We read with interest the recent articles in Critical Care about the limitations of pulse pressure variation (PPV) for predicting fluid responsiveness [1, 2]. We believe that cardiac dysfunction should be included in this list of PPV limitations.

During right ventricular (RV) dysfunction, the inspiration would increase RV afterload and lead to a decrease in RV ejection during mechanical ventilation. Thus, a high PPV is due to afterload variation, and the RV dysfunction would result in a false-positive PPV. Studies had suggested that the evaluation of RV function was important when determining the predictability of PPV [3, 4]. During left ventricular (LV) dysfunction, the increase in pleural pressure that facilitates LV ejection is more pronounced (afterload reduction). Thus, the effect of squeezing the pulmonary blood volume during early inspiration on the LV ejection is amplified and is defined as the dUp.

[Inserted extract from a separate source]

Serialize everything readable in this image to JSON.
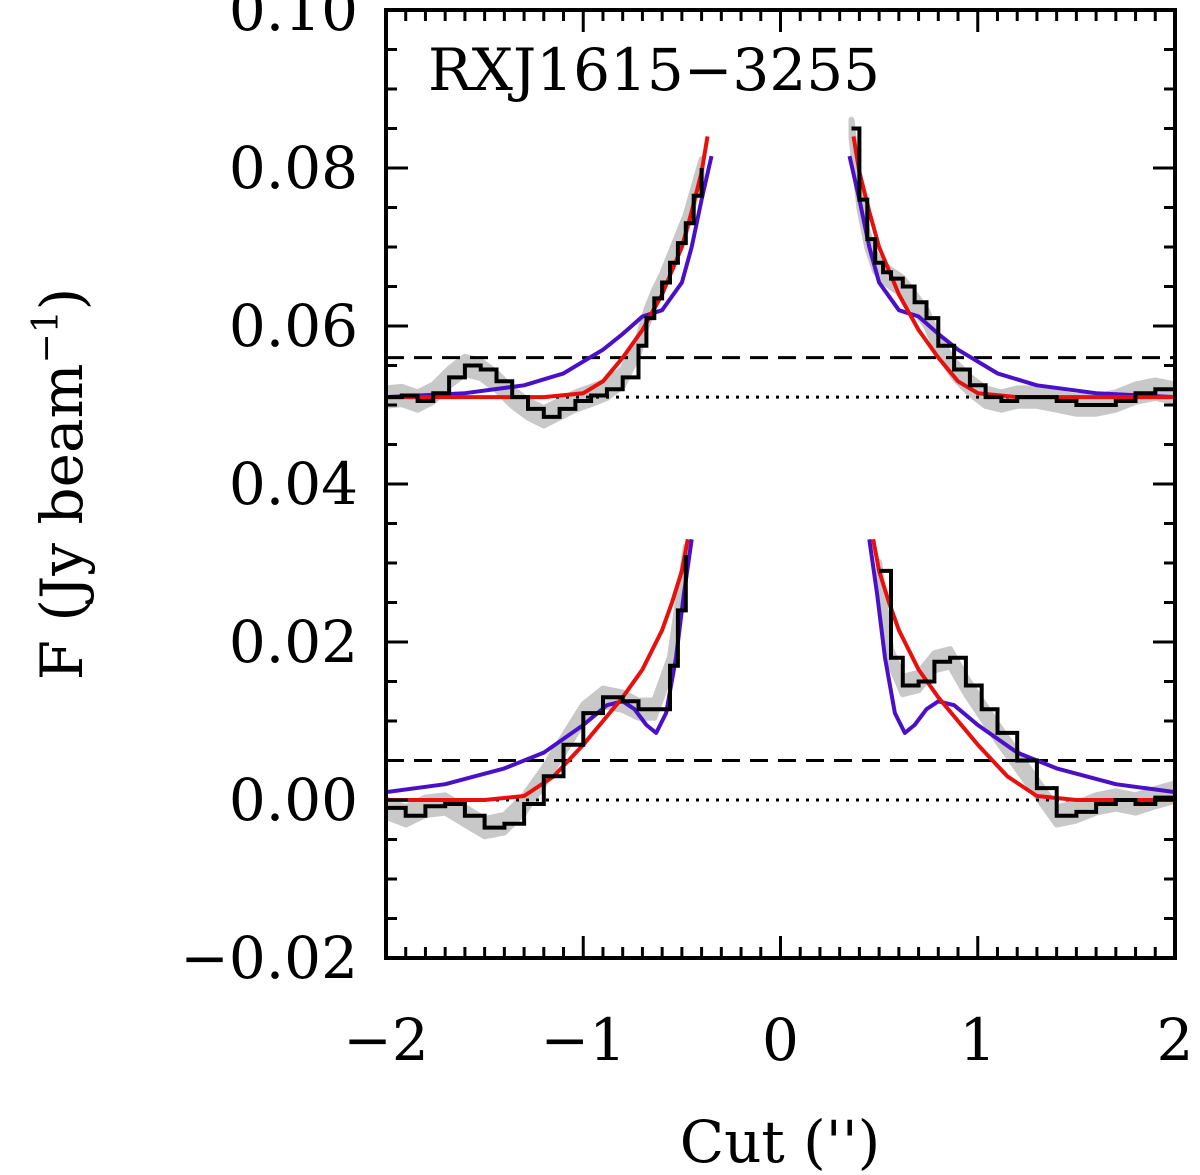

In other words, a high PPV may be due to dUp variation, which would result in a false-positive PPV. Tavernier and colleagues [5] found that the prominence of dUp and absence of dDown might suggest hypervolemia and cardiac contraction dysfunction.

However, Biais and colleagues [2] did not present data for cardiac function in their study. Moreover, cardiac dysfunction is common in critically ill patients. We inferred that this could become a confounding factor for the outcome. Hence, it is worth paying attention to the pitfall of PPV in critically ill patients with cardiac dysfunction.